Start the nearly 5 mile trek to the Winooski River Bridge on the Burlington Bike Path. This path runs along the entire waterfront, but the most popular pick-up location for the bike trail is right across from the ECHO Center and Creemee stand (quick pre-bike snack possibly). Follow this beautiful trail down passed the kids joking around at the skate park, passed the old train cabin, and passed the folks tanning on North Beach (maybe not so much anymore). Just a few pedals passed North Beach, you will reach the Ice Arena and Leddy Park. Here, you can take a small set of stairs down to a secluded beach and have a quick mid-ride snack and water break. Once refilled and back on the bike, you will head straight on the bike path, but be alert here as the path begins to cross some neighborhood roads, and cars frequently drive by. After the fourth street crossing, you will almost be to the destination. Normally, this section of the bike path is fairly quite seeing as most of the family attractions are closer to North Beach or Leddy Park.

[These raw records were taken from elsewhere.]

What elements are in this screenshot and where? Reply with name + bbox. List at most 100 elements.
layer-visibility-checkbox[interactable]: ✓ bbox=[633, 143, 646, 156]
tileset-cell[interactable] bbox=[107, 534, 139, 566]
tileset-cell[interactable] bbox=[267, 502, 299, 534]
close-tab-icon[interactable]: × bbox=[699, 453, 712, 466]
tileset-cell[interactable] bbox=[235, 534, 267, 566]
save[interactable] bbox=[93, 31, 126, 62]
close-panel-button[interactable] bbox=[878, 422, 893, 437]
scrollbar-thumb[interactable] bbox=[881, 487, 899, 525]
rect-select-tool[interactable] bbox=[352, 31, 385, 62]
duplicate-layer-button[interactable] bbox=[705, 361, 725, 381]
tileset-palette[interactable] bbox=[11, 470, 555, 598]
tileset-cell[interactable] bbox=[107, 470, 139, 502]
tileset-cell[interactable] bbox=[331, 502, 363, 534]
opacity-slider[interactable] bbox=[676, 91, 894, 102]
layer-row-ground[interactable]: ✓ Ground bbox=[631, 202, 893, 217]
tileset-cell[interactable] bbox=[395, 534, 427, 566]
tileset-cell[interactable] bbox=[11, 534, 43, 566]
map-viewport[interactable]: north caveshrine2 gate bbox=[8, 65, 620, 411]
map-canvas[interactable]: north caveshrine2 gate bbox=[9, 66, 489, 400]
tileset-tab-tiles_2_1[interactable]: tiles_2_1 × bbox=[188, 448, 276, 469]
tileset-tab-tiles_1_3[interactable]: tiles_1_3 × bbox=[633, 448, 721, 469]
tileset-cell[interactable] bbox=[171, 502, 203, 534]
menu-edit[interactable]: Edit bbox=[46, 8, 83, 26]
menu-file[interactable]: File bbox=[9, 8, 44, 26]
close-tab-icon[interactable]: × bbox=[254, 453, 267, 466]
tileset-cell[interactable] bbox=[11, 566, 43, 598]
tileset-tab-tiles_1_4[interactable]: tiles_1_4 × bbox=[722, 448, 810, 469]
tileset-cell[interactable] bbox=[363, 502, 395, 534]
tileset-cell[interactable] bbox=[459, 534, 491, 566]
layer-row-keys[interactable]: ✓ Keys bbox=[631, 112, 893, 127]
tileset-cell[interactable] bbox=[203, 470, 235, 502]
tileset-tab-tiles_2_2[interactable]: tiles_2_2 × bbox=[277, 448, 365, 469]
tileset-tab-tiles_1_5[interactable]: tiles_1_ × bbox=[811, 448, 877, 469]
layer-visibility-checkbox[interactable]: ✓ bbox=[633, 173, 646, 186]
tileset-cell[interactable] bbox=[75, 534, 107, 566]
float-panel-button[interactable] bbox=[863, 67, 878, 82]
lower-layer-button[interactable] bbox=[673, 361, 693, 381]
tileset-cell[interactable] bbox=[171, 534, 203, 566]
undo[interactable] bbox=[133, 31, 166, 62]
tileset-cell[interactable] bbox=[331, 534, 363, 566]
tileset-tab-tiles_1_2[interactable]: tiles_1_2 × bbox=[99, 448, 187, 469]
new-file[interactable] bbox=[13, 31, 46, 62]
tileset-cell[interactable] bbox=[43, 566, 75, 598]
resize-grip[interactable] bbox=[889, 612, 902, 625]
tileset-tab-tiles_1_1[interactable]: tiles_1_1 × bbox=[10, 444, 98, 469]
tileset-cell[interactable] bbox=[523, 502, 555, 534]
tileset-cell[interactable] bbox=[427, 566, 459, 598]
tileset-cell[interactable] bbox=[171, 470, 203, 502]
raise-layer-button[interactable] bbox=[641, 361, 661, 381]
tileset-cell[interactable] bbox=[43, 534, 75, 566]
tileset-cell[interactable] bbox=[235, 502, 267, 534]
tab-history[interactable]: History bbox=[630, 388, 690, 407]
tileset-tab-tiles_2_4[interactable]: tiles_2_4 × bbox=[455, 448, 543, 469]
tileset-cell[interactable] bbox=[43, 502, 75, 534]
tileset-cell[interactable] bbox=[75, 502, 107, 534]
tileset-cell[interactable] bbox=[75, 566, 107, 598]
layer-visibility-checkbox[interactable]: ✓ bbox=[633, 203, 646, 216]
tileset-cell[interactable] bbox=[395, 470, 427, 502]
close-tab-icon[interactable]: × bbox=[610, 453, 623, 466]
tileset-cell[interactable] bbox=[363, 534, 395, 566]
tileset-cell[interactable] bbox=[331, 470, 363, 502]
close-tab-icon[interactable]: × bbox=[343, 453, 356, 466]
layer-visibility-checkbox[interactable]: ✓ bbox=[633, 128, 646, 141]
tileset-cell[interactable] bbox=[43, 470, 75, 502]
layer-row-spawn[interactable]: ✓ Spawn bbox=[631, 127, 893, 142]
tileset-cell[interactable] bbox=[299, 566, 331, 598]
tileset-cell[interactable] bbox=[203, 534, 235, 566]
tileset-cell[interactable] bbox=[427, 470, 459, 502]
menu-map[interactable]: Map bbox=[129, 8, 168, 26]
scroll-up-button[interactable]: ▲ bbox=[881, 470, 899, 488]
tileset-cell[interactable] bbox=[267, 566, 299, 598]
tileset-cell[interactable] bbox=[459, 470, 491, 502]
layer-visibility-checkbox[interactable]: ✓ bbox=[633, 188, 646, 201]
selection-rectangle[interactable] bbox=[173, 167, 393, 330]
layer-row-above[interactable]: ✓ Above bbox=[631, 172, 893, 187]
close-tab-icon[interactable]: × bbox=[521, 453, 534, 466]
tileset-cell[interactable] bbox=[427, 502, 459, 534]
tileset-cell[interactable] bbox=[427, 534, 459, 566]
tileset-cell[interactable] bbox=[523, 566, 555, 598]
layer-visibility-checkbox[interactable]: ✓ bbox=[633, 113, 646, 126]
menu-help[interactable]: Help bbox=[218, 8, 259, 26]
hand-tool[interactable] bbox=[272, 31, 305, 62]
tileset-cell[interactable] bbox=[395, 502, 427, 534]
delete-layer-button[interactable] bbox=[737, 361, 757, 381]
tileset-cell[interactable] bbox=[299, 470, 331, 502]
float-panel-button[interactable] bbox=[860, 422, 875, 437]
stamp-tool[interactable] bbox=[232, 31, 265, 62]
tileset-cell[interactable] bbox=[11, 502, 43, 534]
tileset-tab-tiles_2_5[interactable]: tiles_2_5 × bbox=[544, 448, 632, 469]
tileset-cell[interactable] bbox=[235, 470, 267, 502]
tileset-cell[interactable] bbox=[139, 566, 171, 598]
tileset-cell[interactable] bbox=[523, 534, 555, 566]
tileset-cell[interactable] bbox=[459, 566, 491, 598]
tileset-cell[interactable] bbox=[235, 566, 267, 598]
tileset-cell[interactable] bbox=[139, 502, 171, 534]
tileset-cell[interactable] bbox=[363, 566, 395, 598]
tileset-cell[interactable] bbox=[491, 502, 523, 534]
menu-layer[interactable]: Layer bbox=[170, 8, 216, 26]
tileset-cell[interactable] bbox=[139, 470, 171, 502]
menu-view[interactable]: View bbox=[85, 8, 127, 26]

You will know you have arrived once the trail turns from pavement to wooden planks and the tree cover gives away to a beautiful 360˚ view of Lake Champlain and the mouth of the Winooksi River. In the fall, the red rusted color of the bridge blends in perfectly with the orange, yellow, and red leaves of the surrounding foliage. Here, people move a little slower, taking more time to appreciate the surreal views all around them. Standing on top of the bridge helps you to notice everything around you that much more. Last time I visited, I watched a dog play fetch with his owner while a family paddled underneath the bridge in a small canoe and the crisp scent of fall filled the air. The place also offers a sense of community to all bikers who travel along it. The runners and casual day-walkers usually turn around before reaching this bridge, so the majority of people who cross this bridge are fellow bikers. As you stand taking in all of the views, passing bikers will slow down and give a polite wave or even a hello. Yesterday when I visited, a woman was already stopped looking out over the water. When I pulled my bike up next to her, we sparked up a conversation originally stemming from a shared love of fixie bikes, but later turned into a crazy story of how we both lived in the same neighborhood in DC.

I hope you can all get out on your bikes this fall and take a trip to this beautiful place before the weather gets too chilly. In total, I would say you should crave out a nice 3 hour chunk of time for your first visit, but normally it is a quick 1 hour and a half visit.

Field Observations:

  • fewer people are on the bike trail, and the ones that are this far out are mainly bikers
  • the trees have all started to change
  • more leaves in the water and on the ground than last time I visited
  • more animal activity, ie. squrriels constantly running around and collecting nuts
  • the weather is changing more rapidly (it was sunny and clear when I began my bike ride but quickly turned cloudy)

Hello NR001!

Hello and welcome to my phenology blog! For this blog, I will be visiting a bridge along the Burlington bike path to watch the leaves change and observe other seasonal changes. I hope you enjoy!